Lider do CDS preocupada com rumo seguido pelo Governo

Assunção Cristas alerta que programa seguido pelo atual Governo não facilita a criação de riqueza e de emprego.

A líder do CDS-PP, Assunção Cristas, manifestou esta quinta-feira preocupação com a revisão em baixa das estimativas de crescimento pelo Banco de Portugal, alertando que o rumo seguido pelo Governo não facilita a criação de riqueza e de emprego.

No final da reunião com a UGT, no âmbito da ronda que está a fazer desde a sua eleição pelos partidos e parceiros, Assunção Cristas foi questionada sobre os dados divulgados quarta-feira pelo Banco de Portugal, que piora as estimativas de crescimento, prevendo agora que a economia portuguesa avance 1,5% no conjunto de 2016, mostrando-se mais pessimista do que o Governo.

"O que nos queremos é que o país cresça, que o país gere emprego e proporemos certamente nesse sentido um conjunto de matérias e de medidas", apontou a líder democrata-cristã. "Não nos parece que o rumo que o Governo esteja a seguir seja um rumo que facilite a criação de riqueza e de emprego".
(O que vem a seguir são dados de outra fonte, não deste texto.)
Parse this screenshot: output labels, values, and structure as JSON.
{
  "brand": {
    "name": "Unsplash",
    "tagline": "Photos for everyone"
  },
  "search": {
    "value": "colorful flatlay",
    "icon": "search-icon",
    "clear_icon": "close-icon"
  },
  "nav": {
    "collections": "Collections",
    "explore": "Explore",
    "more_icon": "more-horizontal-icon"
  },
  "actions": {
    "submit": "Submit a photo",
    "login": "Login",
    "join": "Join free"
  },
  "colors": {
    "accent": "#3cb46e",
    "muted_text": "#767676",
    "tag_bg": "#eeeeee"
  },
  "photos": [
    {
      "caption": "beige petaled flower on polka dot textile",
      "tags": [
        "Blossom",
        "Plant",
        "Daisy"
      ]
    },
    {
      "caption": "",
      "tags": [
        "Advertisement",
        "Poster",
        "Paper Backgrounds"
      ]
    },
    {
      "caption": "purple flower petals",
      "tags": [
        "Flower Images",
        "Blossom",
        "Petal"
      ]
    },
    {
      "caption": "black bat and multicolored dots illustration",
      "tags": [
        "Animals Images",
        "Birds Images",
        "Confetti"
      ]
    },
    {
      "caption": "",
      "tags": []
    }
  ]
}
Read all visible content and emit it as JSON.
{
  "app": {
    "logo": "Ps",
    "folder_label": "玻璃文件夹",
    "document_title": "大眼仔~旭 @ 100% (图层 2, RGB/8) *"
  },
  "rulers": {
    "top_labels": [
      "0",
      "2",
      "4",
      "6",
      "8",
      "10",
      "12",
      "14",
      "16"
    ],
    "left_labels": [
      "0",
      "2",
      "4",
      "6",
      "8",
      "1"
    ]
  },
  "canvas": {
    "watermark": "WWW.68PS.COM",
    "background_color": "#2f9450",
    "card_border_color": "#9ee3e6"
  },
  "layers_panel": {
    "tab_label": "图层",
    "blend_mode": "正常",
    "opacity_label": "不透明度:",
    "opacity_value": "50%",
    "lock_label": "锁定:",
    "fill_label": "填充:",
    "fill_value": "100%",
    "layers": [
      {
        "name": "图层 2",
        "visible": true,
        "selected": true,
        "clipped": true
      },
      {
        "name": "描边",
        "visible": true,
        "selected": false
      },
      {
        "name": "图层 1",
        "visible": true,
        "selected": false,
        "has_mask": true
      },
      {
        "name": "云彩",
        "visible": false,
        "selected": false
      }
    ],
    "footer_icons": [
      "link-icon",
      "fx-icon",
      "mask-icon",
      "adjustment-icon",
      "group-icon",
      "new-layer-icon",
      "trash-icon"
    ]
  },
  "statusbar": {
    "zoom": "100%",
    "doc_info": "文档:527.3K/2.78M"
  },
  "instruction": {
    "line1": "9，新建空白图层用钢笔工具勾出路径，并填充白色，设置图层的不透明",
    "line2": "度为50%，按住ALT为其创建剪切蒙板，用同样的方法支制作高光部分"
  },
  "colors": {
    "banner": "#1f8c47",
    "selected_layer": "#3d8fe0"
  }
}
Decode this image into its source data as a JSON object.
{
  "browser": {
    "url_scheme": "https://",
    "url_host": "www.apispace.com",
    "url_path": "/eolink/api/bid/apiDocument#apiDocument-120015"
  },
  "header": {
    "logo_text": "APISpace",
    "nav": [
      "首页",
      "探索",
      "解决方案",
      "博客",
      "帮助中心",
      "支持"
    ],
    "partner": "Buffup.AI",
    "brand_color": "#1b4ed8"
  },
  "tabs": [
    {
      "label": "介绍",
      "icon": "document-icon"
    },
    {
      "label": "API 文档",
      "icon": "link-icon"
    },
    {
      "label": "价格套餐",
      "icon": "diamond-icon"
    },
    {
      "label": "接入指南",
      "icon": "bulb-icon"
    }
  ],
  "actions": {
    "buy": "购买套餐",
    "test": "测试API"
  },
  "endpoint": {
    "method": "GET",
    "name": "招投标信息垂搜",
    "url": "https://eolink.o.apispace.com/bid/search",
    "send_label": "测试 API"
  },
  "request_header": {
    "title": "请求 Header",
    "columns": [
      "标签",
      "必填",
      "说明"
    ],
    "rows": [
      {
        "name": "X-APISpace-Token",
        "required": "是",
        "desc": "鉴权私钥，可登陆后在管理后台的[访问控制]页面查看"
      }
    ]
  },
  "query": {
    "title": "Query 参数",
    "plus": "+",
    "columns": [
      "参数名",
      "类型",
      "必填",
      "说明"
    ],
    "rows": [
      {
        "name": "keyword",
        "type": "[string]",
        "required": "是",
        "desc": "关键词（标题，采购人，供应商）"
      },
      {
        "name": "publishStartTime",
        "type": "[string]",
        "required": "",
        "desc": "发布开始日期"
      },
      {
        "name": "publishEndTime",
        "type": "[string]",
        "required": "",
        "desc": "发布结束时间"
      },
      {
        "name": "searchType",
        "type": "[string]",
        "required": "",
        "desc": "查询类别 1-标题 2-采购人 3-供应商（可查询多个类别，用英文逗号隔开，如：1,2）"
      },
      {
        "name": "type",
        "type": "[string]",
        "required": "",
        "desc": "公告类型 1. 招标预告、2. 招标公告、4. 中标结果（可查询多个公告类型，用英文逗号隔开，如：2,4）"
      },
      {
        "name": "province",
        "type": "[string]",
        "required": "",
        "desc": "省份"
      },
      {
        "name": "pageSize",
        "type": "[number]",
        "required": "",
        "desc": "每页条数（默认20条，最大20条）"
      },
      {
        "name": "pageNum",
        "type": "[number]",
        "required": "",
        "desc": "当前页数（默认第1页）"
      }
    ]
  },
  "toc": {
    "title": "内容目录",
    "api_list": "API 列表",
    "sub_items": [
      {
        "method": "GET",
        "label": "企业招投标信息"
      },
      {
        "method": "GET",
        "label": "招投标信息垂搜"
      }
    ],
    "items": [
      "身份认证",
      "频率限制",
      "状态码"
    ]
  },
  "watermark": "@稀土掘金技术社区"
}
"Não nos parece que o rumo que o Governo esteja a seguir seja um rumo que facilite a criação de riqueza e de emprego"

Em relação ao debate quinzenal de quarta-feira, Cristas relembrou que questionou António Costa sobre "o Programa de Estabilidade, onde as matérias do crescimento económico, do défice e da dívida terão de aparecer e são necessárias para também fazer um bom debate do Plano Nacional de Reformas".

Assunção Cristas reforçou ainda a posição do CDS em relação à revisão constitucional e assegura que "o CDS referiu e continuará a referir que a questão da supervisão é um tema muito relevante", tendo sido um assunto presente na reunião com a UGT.

"A nossa preocupação é estudar a fundo a matéria da supervisão, propor um conjunto de alterações nesta área e essa questão da nomeação do Governador do Banco de Portugal não é uma questão nova do CDS, não apareceu agora, não apareceu no atual quadro e nem tem a ver com o atual protagonista. É uma proposta que o CDS já tem apresentado desde 2010", recordou.

No entanto, assegura que o CDS estuda esta proposta num " quadro de um conjunto relevante de matérias que queremos trabalhar" porque esta nunca foi uma proposta "isolada".